Banksy has become arguably the most famous artist of his generation, having risen from humble beginnings as an outsider even in the subculture of graffiti art.

Alongside other visionaries such as Ron English, he is credited with graffiti’s transition from the aerosol abstracts and “bubble writing” favoured in the 1980s to the narrative-driven “street art” of today. Almost unique to Banksy’s street art however are the shrewd use of context, the written word, chutzpah and humour that define graffiti in a historical sense. He is also distinct in his democratic vision, for example favouring the populist mass media as a means of communication rather than the jungle drums of his own niche demographic. Banksy also pioneered the use of alternative venues for the display of street art with his 2003 warehouse exhibition Turf War.

Lazarides founder Steve Lazarides worked with Banksy whilst he was employed as the picture director of the magazine Sleaze Nation, when the title played a tiny part in cultivating the artist’s early career. Steve became Banksy’s de facto agent, a working relationship that ended in early 2009. Banksy’s own organisation Pest Control is now the sole representative of the artist.

Banksy’s “uncommissioned” works – those he has placed without the express permission of the site’s owners – are perhaps his most fondly remembered.

In 2003 Banksy hung the embellished oil painting, Crimewatch UK has Ruined the Countryside for all of Us, a pastoral scene bastardised to include an incident scene sealed off with police tape, in Tate Britain. An official statement explained, “The amount of paranoia and fear about violent crime and paedophilia makes mine a more accurate drawing of the English landscape we actually live in.” It should be noted that the artist was hardly the household name he is now – reporting the incident, The Guardian newspaper described him as “famous for … the cover of the latest Blur album.” The painting was the first example of a number of doctored countryside works displayed in the exhibition Crude Oils; these are now among his most sought-after works.

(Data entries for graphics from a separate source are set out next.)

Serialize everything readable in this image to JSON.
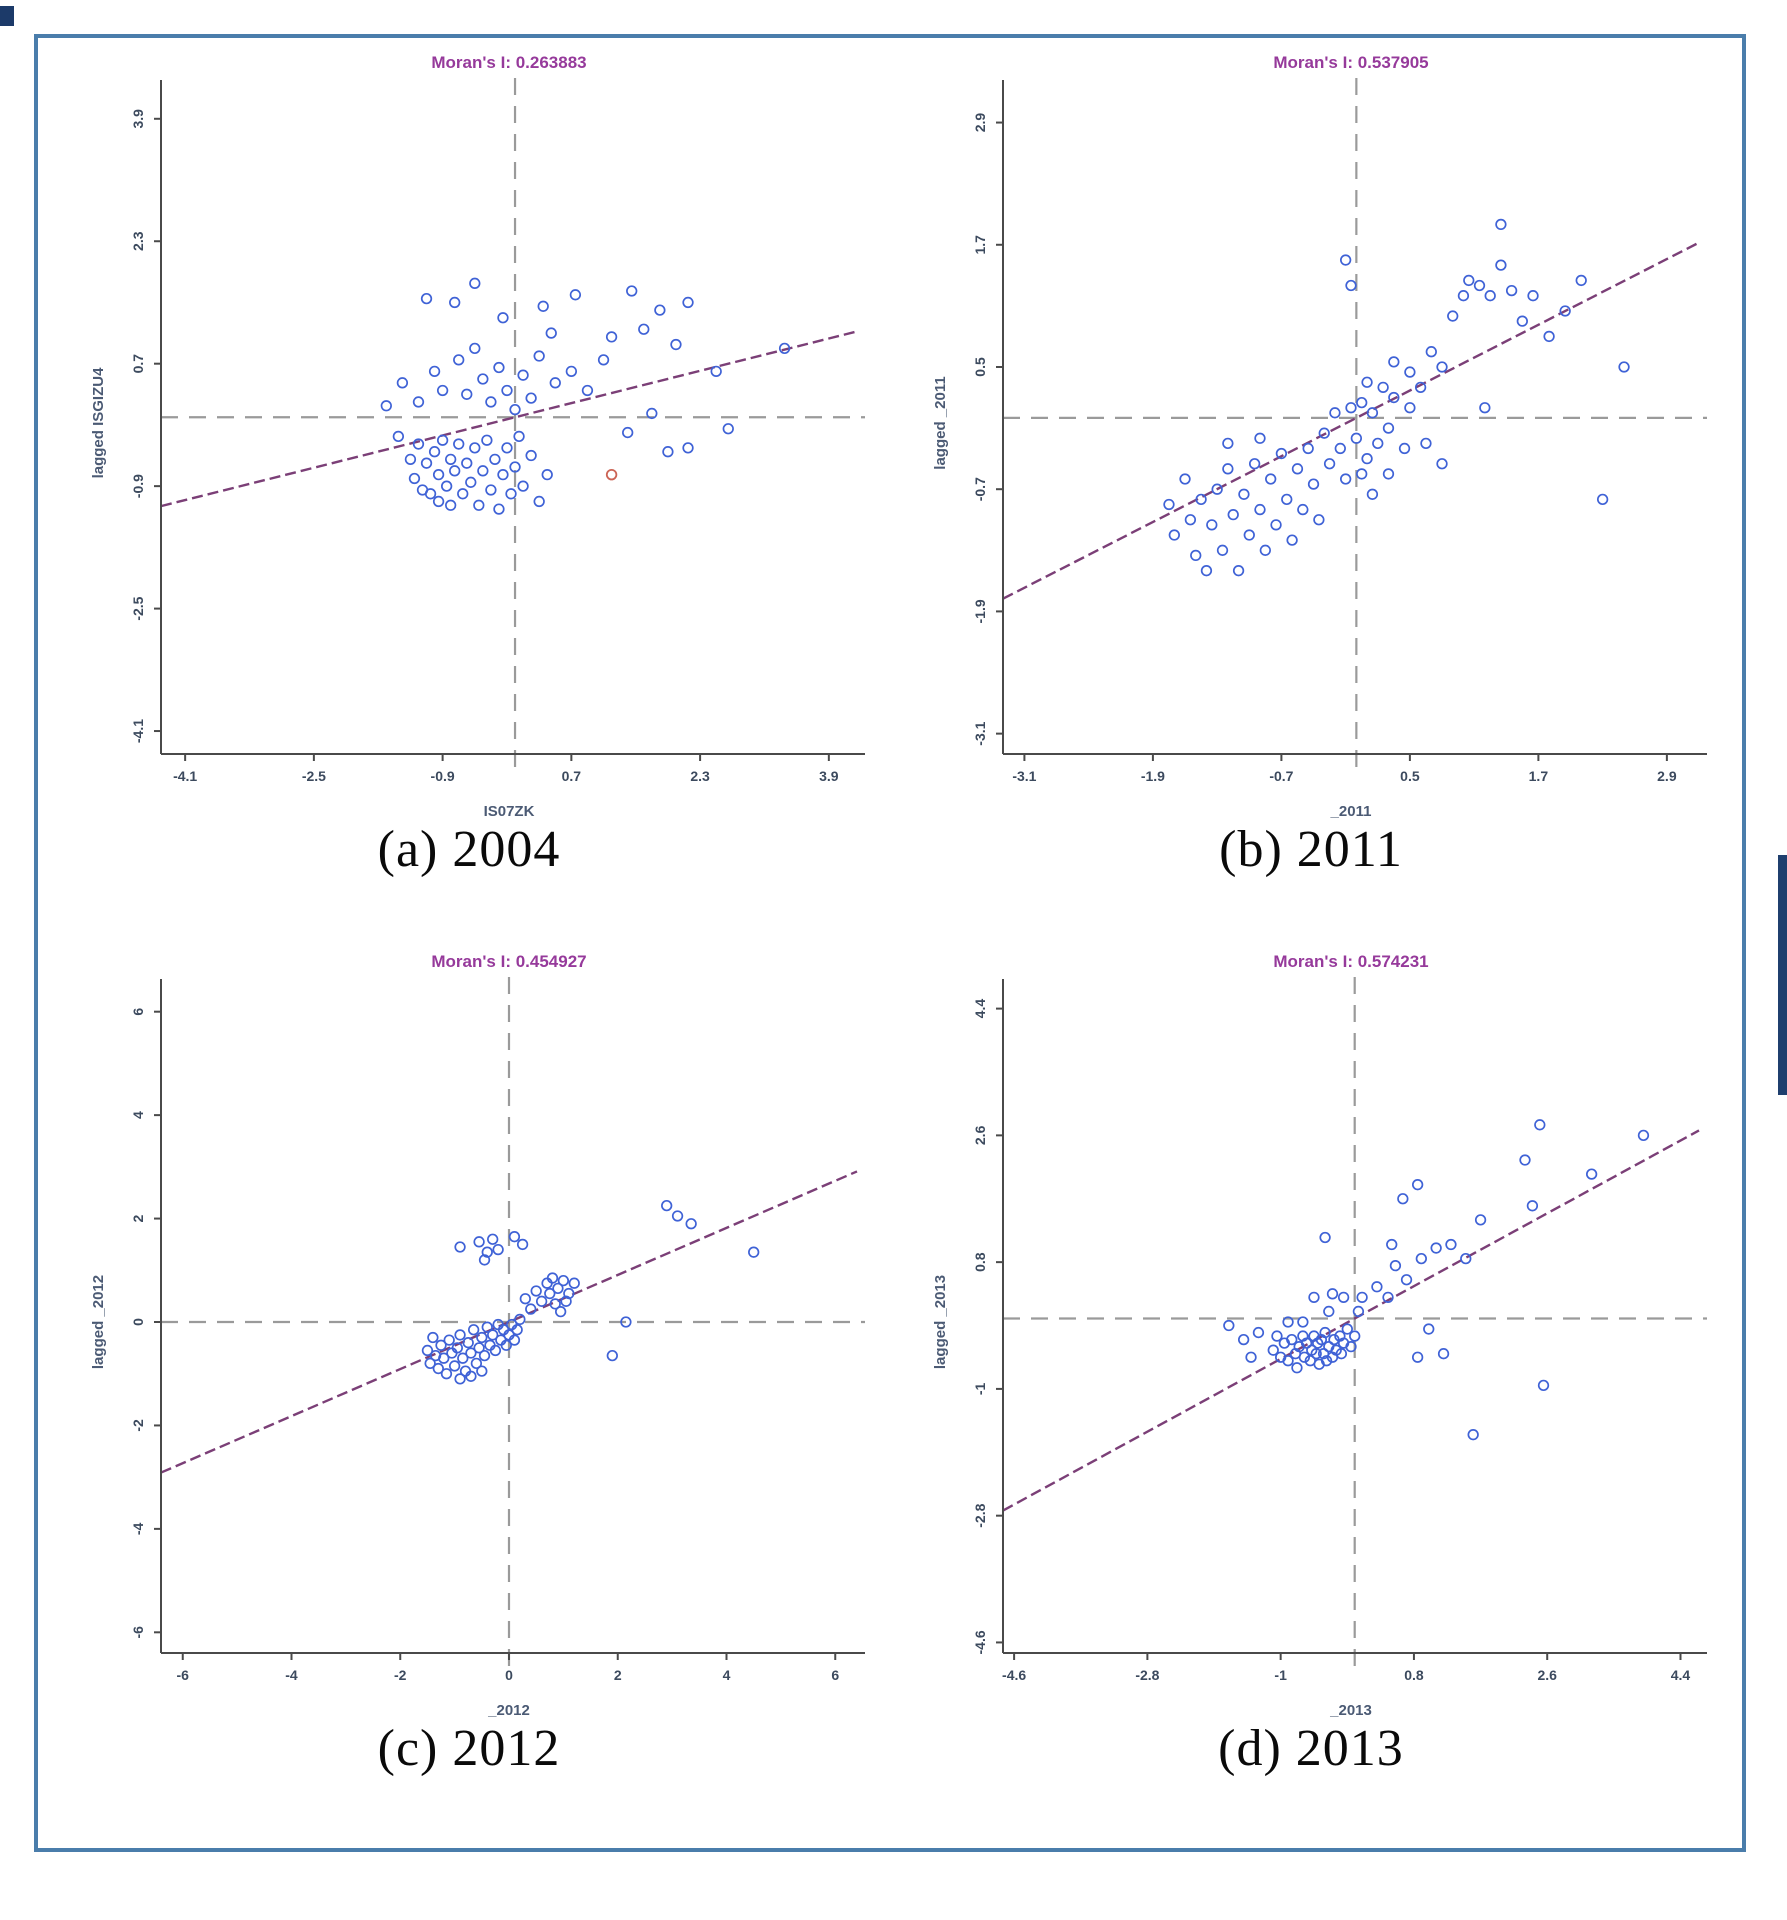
{
  "figure": {
    "border_color": "#4a7dab",
    "background": "#ffffff",
    "description": "Moran scatter plots, 2x2 grid"
  },
  "colors": {
    "title": "#963a9b",
    "point": "#3f62d6",
    "special_point": "#cc6455",
    "regression_line": "#7b3f77",
    "reference_line": "#9a9a9a",
    "axis": "#4a4a4a",
    "tick_label": "#3c4a5e",
    "axis_label": "#4b5a74",
    "caption": "#0a0a0a"
  },
  "chart_data": [
    {
      "id": "a",
      "type": "scatter",
      "caption": "(a) 2004",
      "title": "Moran's I: 0.263883",
      "moran_i": 0.263883,
      "xlabel": "IS07ZK",
      "ylabel": "lagged ISGIZU4",
      "x_ticks": [
        -4.1,
        -2.5,
        -0.9,
        0.7,
        2.3,
        3.9
      ],
      "y_ticks": [
        3.9,
        2.3,
        0.7,
        -0.9,
        -2.5,
        -4.1
      ],
      "xlim": [
        -4.4,
        4.25
      ],
      "ylim": [
        -4.4,
        4.25
      ],
      "regression": {
        "slope": 0.263883,
        "intercept": 0
      },
      "reference_lines": {
        "x": 0,
        "y": 0
      },
      "grid": false,
      "points": [
        [
          -1.45,
          -0.25
        ],
        [
          -1.3,
          -0.55
        ],
        [
          -1.25,
          -0.8
        ],
        [
          -1.2,
          -0.35
        ],
        [
          -1.15,
          -0.95
        ],
        [
          -1.1,
          -0.6
        ],
        [
          -1.05,
          -1.0
        ],
        [
          -1.0,
          -0.45
        ],
        [
          -0.95,
          -0.75
        ],
        [
          -0.95,
          -1.1
        ],
        [
          -0.9,
          -0.3
        ],
        [
          -0.85,
          -0.9
        ],
        [
          -0.8,
          -0.55
        ],
        [
          -0.8,
          -1.15
        ],
        [
          -0.75,
          -0.7
        ],
        [
          -0.7,
          -0.35
        ],
        [
          -0.65,
          -1.0
        ],
        [
          -0.6,
          -0.6
        ],
        [
          -0.55,
          -0.85
        ],
        [
          -0.5,
          -0.4
        ],
        [
          -0.45,
          -1.15
        ],
        [
          -0.4,
          -0.7
        ],
        [
          -0.35,
          -0.3
        ],
        [
          -0.3,
          -0.95
        ],
        [
          -0.25,
          -0.55
        ],
        [
          -0.2,
          -1.2
        ],
        [
          -0.15,
          -0.75
        ],
        [
          -0.1,
          -0.4
        ],
        [
          -0.05,
          -1.0
        ],
        [
          0.0,
          -0.65
        ],
        [
          0.05,
          -0.25
        ],
        [
          0.1,
          -0.9
        ],
        [
          0.2,
          -0.5
        ],
        [
          0.3,
          -1.1
        ],
        [
          0.4,
          -0.75
        ],
        [
          -1.6,
          0.15
        ],
        [
          -1.4,
          0.45
        ],
        [
          -1.2,
          0.2
        ],
        [
          -1.0,
          0.6
        ],
        [
          -0.9,
          0.35
        ],
        [
          -0.7,
          0.75
        ],
        [
          -0.6,
          0.3
        ],
        [
          -0.5,
          0.9
        ],
        [
          -0.4,
          0.5
        ],
        [
          -0.3,
          0.2
        ],
        [
          -0.2,
          0.65
        ],
        [
          -0.1,
          0.35
        ],
        [
          0.0,
          0.1
        ],
        [
          0.1,
          0.55
        ],
        [
          0.2,
          0.25
        ],
        [
          0.3,
          0.8
        ],
        [
          0.5,
          0.45
        ],
        [
          0.7,
          0.6
        ],
        [
          0.9,
          0.35
        ],
        [
          1.1,
          0.75
        ],
        [
          -1.1,
          1.55
        ],
        [
          -0.75,
          1.5
        ],
        [
          -0.5,
          1.75
        ],
        [
          -0.15,
          1.3
        ],
        [
          0.35,
          1.45
        ],
        [
          0.75,
          1.6
        ],
        [
          1.45,
          1.65
        ],
        [
          1.8,
          1.4
        ],
        [
          2.15,
          1.5
        ],
        [
          0.45,
          1.1
        ],
        [
          1.2,
          1.05
        ],
        [
          1.6,
          1.15
        ],
        [
          2.0,
          0.95
        ],
        [
          1.7,
          0.05
        ],
        [
          1.9,
          -0.45
        ],
        [
          2.15,
          -0.4
        ],
        [
          2.5,
          0.6
        ],
        [
          2.65,
          -0.15
        ],
        [
          3.35,
          0.9
        ],
        [
          1.4,
          -0.2
        ]
      ],
      "special_points": [
        [
          1.2,
          -0.75
        ]
      ]
    },
    {
      "id": "b",
      "type": "scatter",
      "caption": "(b) 2011",
      "title": "Moran's I: 0.537905",
      "moran_i": 0.537905,
      "xlabel": "_2011",
      "ylabel": "lagged _2011",
      "x_ticks": [
        -3.1,
        -1.9,
        -0.7,
        0.5,
        1.7,
        2.9
      ],
      "y_ticks": [
        2.9,
        1.7,
        0.5,
        -0.7,
        -1.9,
        -3.1
      ],
      "xlim": [
        -3.3,
        3.2
      ],
      "ylim": [
        -3.3,
        3.2
      ],
      "regression": {
        "slope": 0.537905,
        "intercept": 0
      },
      "reference_lines": {
        "x": 0,
        "y": 0
      },
      "grid": false,
      "points": [
        [
          -1.75,
          -0.85
        ],
        [
          -1.7,
          -1.15
        ],
        [
          -1.6,
          -0.6
        ],
        [
          -1.55,
          -1.0
        ],
        [
          -1.5,
          -1.35
        ],
        [
          -1.45,
          -0.8
        ],
        [
          -1.4,
          -1.5
        ],
        [
          -1.35,
          -1.05
        ],
        [
          -1.3,
          -0.7
        ],
        [
          -1.25,
          -1.3
        ],
        [
          -1.2,
          -0.5
        ],
        [
          -1.15,
          -0.95
        ],
        [
          -1.1,
          -1.5
        ],
        [
          -1.05,
          -0.75
        ],
        [
          -1.0,
          -1.15
        ],
        [
          -0.95,
          -0.45
        ],
        [
          -0.9,
          -0.9
        ],
        [
          -0.85,
          -1.3
        ],
        [
          -0.8,
          -0.6
        ],
        [
          -0.75,
          -1.05
        ],
        [
          -0.7,
          -0.35
        ],
        [
          -0.65,
          -0.8
        ],
        [
          -0.6,
          -1.2
        ],
        [
          -0.55,
          -0.5
        ],
        [
          -0.5,
          -0.9
        ],
        [
          -0.45,
          -0.3
        ],
        [
          -0.4,
          -0.65
        ],
        [
          -0.35,
          -1.0
        ],
        [
          -1.2,
          -0.25
        ],
        [
          -0.9,
          -0.2
        ],
        [
          -0.3,
          -0.15
        ],
        [
          -0.25,
          -0.45
        ],
        [
          -0.2,
          0.05
        ],
        [
          -0.15,
          -0.3
        ],
        [
          -0.1,
          -0.6
        ],
        [
          -0.05,
          0.1
        ],
        [
          0.0,
          -0.2
        ],
        [
          0.05,
          0.15
        ],
        [
          0.1,
          -0.4
        ],
        [
          0.15,
          0.05
        ],
        [
          0.2,
          -0.25
        ],
        [
          0.25,
          0.3
        ],
        [
          0.3,
          -0.1
        ],
        [
          0.35,
          0.2
        ],
        [
          0.1,
          0.35
        ],
        [
          0.3,
          -0.55
        ],
        [
          0.45,
          -0.3
        ],
        [
          0.5,
          0.1
        ],
        [
          0.15,
          -0.75
        ],
        [
          0.05,
          -0.55
        ],
        [
          0.35,
          0.55
        ],
        [
          0.5,
          0.45
        ],
        [
          0.6,
          0.3
        ],
        [
          0.7,
          0.65
        ],
        [
          0.8,
          0.5
        ],
        [
          0.9,
          1.0
        ],
        [
          1.0,
          1.2
        ],
        [
          1.05,
          1.35
        ],
        [
          1.15,
          1.3
        ],
        [
          1.25,
          1.2
        ],
        [
          1.35,
          1.5
        ],
        [
          1.45,
          1.25
        ],
        [
          1.55,
          0.95
        ],
        [
          1.65,
          1.2
        ],
        [
          1.8,
          0.8
        ],
        [
          1.95,
          1.05
        ],
        [
          2.1,
          1.35
        ],
        [
          0.65,
          -0.25
        ],
        [
          0.8,
          -0.45
        ],
        [
          1.2,
          0.1
        ],
        [
          1.35,
          1.9
        ],
        [
          -0.1,
          1.55
        ],
        [
          -0.05,
          1.3
        ],
        [
          2.5,
          0.5
        ],
        [
          2.3,
          -0.8
        ]
      ],
      "special_points": []
    },
    {
      "id": "c",
      "type": "scatter",
      "caption": "(c) 2012",
      "title": "Moran's I: 0.454927",
      "moran_i": 0.454927,
      "xlabel": "_2012",
      "ylabel": "lagged _2012",
      "x_ticks": [
        -6,
        -4,
        -2,
        0,
        2,
        4,
        6
      ],
      "y_ticks": [
        6,
        4,
        2,
        0,
        -2,
        -4,
        -6
      ],
      "xlim": [
        -6.4,
        6.4
      ],
      "ylim": [
        -6.4,
        6.4
      ],
      "regression": {
        "slope": 0.454927,
        "intercept": 0
      },
      "reference_lines": {
        "x": 0,
        "y": 0
      },
      "grid": false,
      "points": [
        [
          -1.5,
          -0.55
        ],
        [
          -1.45,
          -0.8
        ],
        [
          -1.4,
          -0.3
        ],
        [
          -1.35,
          -0.65
        ],
        [
          -1.3,
          -0.9
        ],
        [
          -1.25,
          -0.45
        ],
        [
          -1.2,
          -0.7
        ],
        [
          -1.15,
          -1.0
        ],
        [
          -1.1,
          -0.35
        ],
        [
          -1.05,
          -0.6
        ],
        [
          -1.0,
          -0.85
        ],
        [
          -0.95,
          -0.5
        ],
        [
          -0.9,
          -0.25
        ],
        [
          -0.85,
          -0.7
        ],
        [
          -0.8,
          -0.95
        ],
        [
          -0.75,
          -0.4
        ],
        [
          -0.7,
          -0.6
        ],
        [
          -0.65,
          -0.15
        ],
        [
          -0.6,
          -0.8
        ],
        [
          -0.55,
          -0.5
        ],
        [
          -0.5,
          -0.3
        ],
        [
          -0.45,
          -0.65
        ],
        [
          -0.4,
          -0.1
        ],
        [
          -0.35,
          -0.45
        ],
        [
          -0.3,
          -0.25
        ],
        [
          -0.25,
          -0.55
        ],
        [
          -0.2,
          -0.05
        ],
        [
          -0.15,
          -0.35
        ],
        [
          -0.1,
          -0.15
        ],
        [
          -0.05,
          -0.45
        ],
        [
          0.0,
          -0.25
        ],
        [
          0.05,
          -0.05
        ],
        [
          0.1,
          -0.35
        ],
        [
          0.15,
          -0.15
        ],
        [
          0.2,
          0.05
        ],
        [
          -0.7,
          -1.05
        ],
        [
          -0.9,
          -1.1
        ],
        [
          -0.5,
          -0.95
        ],
        [
          0.3,
          0.45
        ],
        [
          0.4,
          0.25
        ],
        [
          0.5,
          0.6
        ],
        [
          0.6,
          0.4
        ],
        [
          0.7,
          0.75
        ],
        [
          0.75,
          0.55
        ],
        [
          0.8,
          0.85
        ],
        [
          0.9,
          0.65
        ],
        [
          1.0,
          0.8
        ],
        [
          1.1,
          0.55
        ],
        [
          1.2,
          0.75
        ],
        [
          0.85,
          0.35
        ],
        [
          0.95,
          0.2
        ],
        [
          1.05,
          0.4
        ],
        [
          -0.55,
          1.55
        ],
        [
          -0.4,
          1.35
        ],
        [
          -0.3,
          1.6
        ],
        [
          -0.2,
          1.4
        ],
        [
          -0.45,
          1.2
        ],
        [
          0.1,
          1.65
        ],
        [
          0.25,
          1.5
        ],
        [
          -0.9,
          1.45
        ],
        [
          2.9,
          2.25
        ],
        [
          3.1,
          2.05
        ],
        [
          3.35,
          1.9
        ],
        [
          4.5,
          1.35
        ],
        [
          2.15,
          0.0
        ],
        [
          1.9,
          -0.65
        ]
      ],
      "special_points": []
    },
    {
      "id": "d",
      "type": "scatter",
      "caption": "(d) 2013",
      "title": "Moran's I: 0.574231",
      "moran_i": 0.574231,
      "xlabel": "_2013",
      "ylabel": "lagged _2013",
      "x_ticks": [
        -4.6,
        -2.8,
        -1,
        0.8,
        2.6,
        4.4
      ],
      "y_ticks": [
        4.4,
        2.6,
        0.8,
        -1,
        -2.8,
        -4.6
      ],
      "xlim": [
        -4.75,
        4.65
      ],
      "ylim": [
        -4.75,
        4.65
      ],
      "regression": {
        "slope": 0.574231,
        "intercept": 0
      },
      "reference_lines": {
        "x": 0,
        "y": 0
      },
      "grid": false,
      "points": [
        [
          -1.1,
          -0.45
        ],
        [
          -1.05,
          -0.25
        ],
        [
          -1.0,
          -0.55
        ],
        [
          -0.95,
          -0.35
        ],
        [
          -0.9,
          -0.6
        ],
        [
          -0.85,
          -0.3
        ],
        [
          -0.8,
          -0.5
        ],
        [
          -0.78,
          -0.7
        ],
        [
          -0.75,
          -0.4
        ],
        [
          -0.7,
          -0.25
        ],
        [
          -0.68,
          -0.55
        ],
        [
          -0.65,
          -0.35
        ],
        [
          -0.6,
          -0.6
        ],
        [
          -0.58,
          -0.45
        ],
        [
          -0.55,
          -0.25
        ],
        [
          -0.52,
          -0.5
        ],
        [
          -0.5,
          -0.35
        ],
        [
          -0.48,
          -0.65
        ],
        [
          -0.45,
          -0.3
        ],
        [
          -0.42,
          -0.5
        ],
        [
          -0.4,
          -0.2
        ],
        [
          -0.38,
          -0.6
        ],
        [
          -0.35,
          -0.4
        ],
        [
          -0.3,
          -0.55
        ],
        [
          -0.28,
          -0.3
        ],
        [
          -0.25,
          -0.45
        ],
        [
          -0.2,
          -0.25
        ],
        [
          -0.18,
          -0.5
        ],
        [
          -0.15,
          -0.35
        ],
        [
          -0.1,
          -0.15
        ],
        [
          -0.05,
          -0.4
        ],
        [
          0.0,
          -0.25
        ],
        [
          -0.9,
          -0.05
        ],
        [
          -0.7,
          -0.05
        ],
        [
          -1.3,
          -0.2
        ],
        [
          -1.5,
          -0.3
        ],
        [
          -1.7,
          -0.1
        ],
        [
          -1.4,
          -0.55
        ],
        [
          -0.35,
          0.1
        ],
        [
          -0.15,
          0.3
        ],
        [
          -0.3,
          0.35
        ],
        [
          0.05,
          0.1
        ],
        [
          0.1,
          0.3
        ],
        [
          -0.55,
          0.3
        ],
        [
          0.3,
          0.45
        ],
        [
          0.45,
          0.3
        ],
        [
          0.55,
          0.75
        ],
        [
          0.7,
          0.55
        ],
        [
          0.9,
          0.85
        ],
        [
          1.1,
          1.0
        ],
        [
          1.3,
          1.05
        ],
        [
          1.5,
          0.85
        ],
        [
          1.7,
          1.4
        ],
        [
          2.4,
          1.6
        ],
        [
          0.5,
          1.05
        ],
        [
          0.85,
          1.9
        ],
        [
          0.65,
          1.7
        ],
        [
          -0.4,
          1.15
        ],
        [
          2.5,
          2.75
        ],
        [
          2.3,
          2.25
        ],
        [
          3.2,
          2.05
        ],
        [
          3.9,
          2.6
        ],
        [
          1.2,
          -0.5
        ],
        [
          2.55,
          -0.95
        ],
        [
          1.6,
          -1.65
        ],
        [
          0.85,
          -0.55
        ],
        [
          1.0,
          -0.15
        ]
      ],
      "special_points": []
    }
  ]
}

After the death of Lady Diana Spencer in 2004, Banksy produced a large number of Di-Faced Tenners, counterfeit £10 notes featuring the late Princess of Wales’s image where the ruling monarch’s would normally be. Many were simply given away, including at the Reading music festival. In 2005 Banksy painted various images on Israel’s West Bank Wall, which he described as “the ultimate holiday destination for graffiti artists.” 2006 saw an untitled sculpture of a traditional red British public phone box, seemingly assassinated by an ice pick and abandoned on London’s Soho Square, and a dummy dressed as a Guantanamo Bay prisoner installed alongside Disneyland’s Rocky Mountain Ride. Then, in a 2008 reaction to Britain’s growing ranks of closed circuit television cameras, Banksy painted the slogan “One Nation Under CCTV” in lettering several storeys high on a building in perhaps London’s busiest district, next to a very prominent surveillance camera.

Many of these star turns are immortalised in Banksy’s 2010 film, Exit Through the Gift Shop, which was nominated for an Academy Award for best documentary.